Dual-sites for low-concentration NO to NH3 electrosynthesis in neutral media: promoting NO adsorption and water dissociation

The electrosynthesis of NH3 from low-concentration NO (NORR) in neutral media is a promising strategy for sustainable nitrogen fixation. However, the inherently weak adsorption of NO on traditional catalysts, coupled with the challenging water dissociation and NO hydrogenation kinetics, limits the efficiency of this reaction. Herein, we introduce a novel strategy by loading Pt nanoparticles (PtNPs) as electron donor onto an Fe single-atom catalyst (FeSAC) to form a strong electronic interaction between PtNPs and FeSAC. This electronically engineered architecture creates dual active site that significantly improves neutral low concentration NORR performance. In situ X-ray absorption spectroscopy (XAS), in situ attenuated total reflection-infrared spectroscopy (ATR-IR), and theoretical calculations reveal that PtNPs, acting as an electron reservoir, donate electrons to the FeSAC sites.
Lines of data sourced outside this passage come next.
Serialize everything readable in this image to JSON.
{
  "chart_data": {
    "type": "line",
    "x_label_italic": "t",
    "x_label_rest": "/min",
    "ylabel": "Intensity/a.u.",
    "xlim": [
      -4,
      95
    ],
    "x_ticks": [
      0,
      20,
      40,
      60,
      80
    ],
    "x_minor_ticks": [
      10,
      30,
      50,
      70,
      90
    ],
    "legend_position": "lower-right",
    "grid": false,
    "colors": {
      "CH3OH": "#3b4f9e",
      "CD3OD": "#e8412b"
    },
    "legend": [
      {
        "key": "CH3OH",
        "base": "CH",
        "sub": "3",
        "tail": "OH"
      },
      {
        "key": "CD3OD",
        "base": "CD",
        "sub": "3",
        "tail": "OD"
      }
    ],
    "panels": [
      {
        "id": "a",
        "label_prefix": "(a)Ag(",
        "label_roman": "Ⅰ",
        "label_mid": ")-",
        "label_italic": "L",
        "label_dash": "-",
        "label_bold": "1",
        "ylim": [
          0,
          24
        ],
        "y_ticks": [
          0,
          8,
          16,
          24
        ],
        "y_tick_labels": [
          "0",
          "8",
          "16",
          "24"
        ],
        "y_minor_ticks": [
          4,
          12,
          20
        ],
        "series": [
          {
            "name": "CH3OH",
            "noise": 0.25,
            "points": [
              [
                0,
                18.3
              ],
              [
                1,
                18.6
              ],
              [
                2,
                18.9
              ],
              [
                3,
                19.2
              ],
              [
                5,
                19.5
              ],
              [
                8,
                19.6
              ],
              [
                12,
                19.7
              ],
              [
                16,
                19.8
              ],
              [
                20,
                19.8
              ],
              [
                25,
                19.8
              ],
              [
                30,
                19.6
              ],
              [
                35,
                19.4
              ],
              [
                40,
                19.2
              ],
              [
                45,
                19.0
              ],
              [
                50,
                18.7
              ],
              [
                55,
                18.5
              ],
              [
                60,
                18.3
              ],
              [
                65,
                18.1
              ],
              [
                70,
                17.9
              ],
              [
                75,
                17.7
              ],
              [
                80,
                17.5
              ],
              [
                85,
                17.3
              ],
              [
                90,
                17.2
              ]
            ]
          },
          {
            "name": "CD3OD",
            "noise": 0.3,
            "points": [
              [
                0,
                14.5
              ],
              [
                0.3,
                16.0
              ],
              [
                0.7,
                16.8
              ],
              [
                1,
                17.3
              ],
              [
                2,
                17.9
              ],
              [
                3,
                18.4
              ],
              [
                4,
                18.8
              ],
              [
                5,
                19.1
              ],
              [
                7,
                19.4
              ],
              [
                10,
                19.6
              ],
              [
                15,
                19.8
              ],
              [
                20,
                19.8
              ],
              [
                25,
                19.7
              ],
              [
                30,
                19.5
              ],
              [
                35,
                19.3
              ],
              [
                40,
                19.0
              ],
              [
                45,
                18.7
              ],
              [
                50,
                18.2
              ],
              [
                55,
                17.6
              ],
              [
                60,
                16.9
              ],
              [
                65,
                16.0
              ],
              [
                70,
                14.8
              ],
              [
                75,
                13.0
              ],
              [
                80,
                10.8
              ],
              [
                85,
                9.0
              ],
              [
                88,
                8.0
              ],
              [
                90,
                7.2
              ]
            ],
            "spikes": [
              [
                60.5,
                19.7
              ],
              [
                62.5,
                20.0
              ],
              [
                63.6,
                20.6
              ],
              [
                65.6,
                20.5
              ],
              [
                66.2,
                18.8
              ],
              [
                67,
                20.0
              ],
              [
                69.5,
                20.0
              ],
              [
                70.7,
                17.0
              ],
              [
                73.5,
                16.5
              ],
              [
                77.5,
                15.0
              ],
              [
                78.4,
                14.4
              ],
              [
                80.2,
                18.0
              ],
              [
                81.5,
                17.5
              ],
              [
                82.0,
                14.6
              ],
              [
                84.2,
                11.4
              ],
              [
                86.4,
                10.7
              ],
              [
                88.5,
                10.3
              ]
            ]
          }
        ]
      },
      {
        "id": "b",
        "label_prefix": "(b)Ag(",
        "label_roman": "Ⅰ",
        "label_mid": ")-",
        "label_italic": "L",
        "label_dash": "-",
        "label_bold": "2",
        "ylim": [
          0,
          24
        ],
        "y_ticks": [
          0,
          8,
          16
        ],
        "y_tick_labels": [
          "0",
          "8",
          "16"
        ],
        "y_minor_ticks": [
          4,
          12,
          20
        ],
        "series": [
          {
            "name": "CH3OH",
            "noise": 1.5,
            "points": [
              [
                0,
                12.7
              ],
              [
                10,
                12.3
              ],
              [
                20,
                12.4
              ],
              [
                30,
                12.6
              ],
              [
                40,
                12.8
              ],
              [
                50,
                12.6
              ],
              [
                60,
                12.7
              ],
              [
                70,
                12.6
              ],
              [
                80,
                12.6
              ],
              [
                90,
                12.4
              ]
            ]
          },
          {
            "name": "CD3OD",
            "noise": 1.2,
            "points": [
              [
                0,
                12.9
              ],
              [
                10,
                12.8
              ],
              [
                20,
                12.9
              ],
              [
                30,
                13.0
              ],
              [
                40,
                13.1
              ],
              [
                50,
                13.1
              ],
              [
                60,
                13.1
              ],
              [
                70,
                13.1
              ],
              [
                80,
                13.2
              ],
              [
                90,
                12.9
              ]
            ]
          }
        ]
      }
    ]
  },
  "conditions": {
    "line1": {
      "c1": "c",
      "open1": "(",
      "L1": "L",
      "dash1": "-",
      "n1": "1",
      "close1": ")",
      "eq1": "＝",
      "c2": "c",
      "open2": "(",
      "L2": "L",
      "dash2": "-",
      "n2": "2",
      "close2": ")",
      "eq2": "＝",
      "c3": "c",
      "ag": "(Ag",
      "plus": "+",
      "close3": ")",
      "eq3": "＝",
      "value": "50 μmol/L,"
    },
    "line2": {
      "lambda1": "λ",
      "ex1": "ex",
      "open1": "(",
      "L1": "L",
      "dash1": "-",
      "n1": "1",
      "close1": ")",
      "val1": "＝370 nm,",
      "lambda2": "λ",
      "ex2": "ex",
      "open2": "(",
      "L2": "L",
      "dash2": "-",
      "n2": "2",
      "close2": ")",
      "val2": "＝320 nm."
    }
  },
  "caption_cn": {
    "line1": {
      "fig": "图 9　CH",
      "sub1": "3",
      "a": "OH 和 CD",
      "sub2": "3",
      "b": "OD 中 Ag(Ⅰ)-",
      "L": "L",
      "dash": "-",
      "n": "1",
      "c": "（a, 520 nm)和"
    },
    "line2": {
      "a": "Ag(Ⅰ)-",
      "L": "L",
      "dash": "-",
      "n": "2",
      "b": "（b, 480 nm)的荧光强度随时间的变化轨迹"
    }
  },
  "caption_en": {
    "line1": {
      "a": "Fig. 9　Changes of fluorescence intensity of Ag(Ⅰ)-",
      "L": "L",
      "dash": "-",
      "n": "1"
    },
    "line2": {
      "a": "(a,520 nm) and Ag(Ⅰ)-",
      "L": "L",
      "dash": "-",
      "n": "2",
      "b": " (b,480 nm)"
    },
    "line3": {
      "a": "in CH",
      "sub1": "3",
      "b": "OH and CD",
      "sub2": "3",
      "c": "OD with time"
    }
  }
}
This electron donation increases electron density at the Fe sites, promoting NO adsorption. Additionally, the PtNPs facilitate water dissociation, providing protons that greatly decrease the activation barrier for NO hydrogenation. Thus, the PtNPs/FeSAC dual-sites activated a synergistic cascade mechanism in neutral media during NORR process, with a Faradaic efficiency (FE) of 90.3% and an NH3 yield rate of 709.7 µg h-1 mgcat.-1 under 1.0 vol% NO, outperforming pure FeSAC (NH3 yield rate: 444.2 µg h-1 mgcat.-1, FE: 56.6%) and previously reported systems operating at high NO concentrations. Remarkably, this neutral NORR process achieved a record NH3 yield of 3023.8 μg h-1 mgcat.-1 in a membrane electrode assembly (MEA) electrolyzer under a 1.0 vol% NO atmosphere. This work develops a new class of electron-donating nanoparticles-mediated dual-sites that simultaneously enhance NO adsorption and facilitate water dissociation, significantly improving neutral low concentration NORR performance and paving the way for large-scale sustainable NH3 electrosynthesis.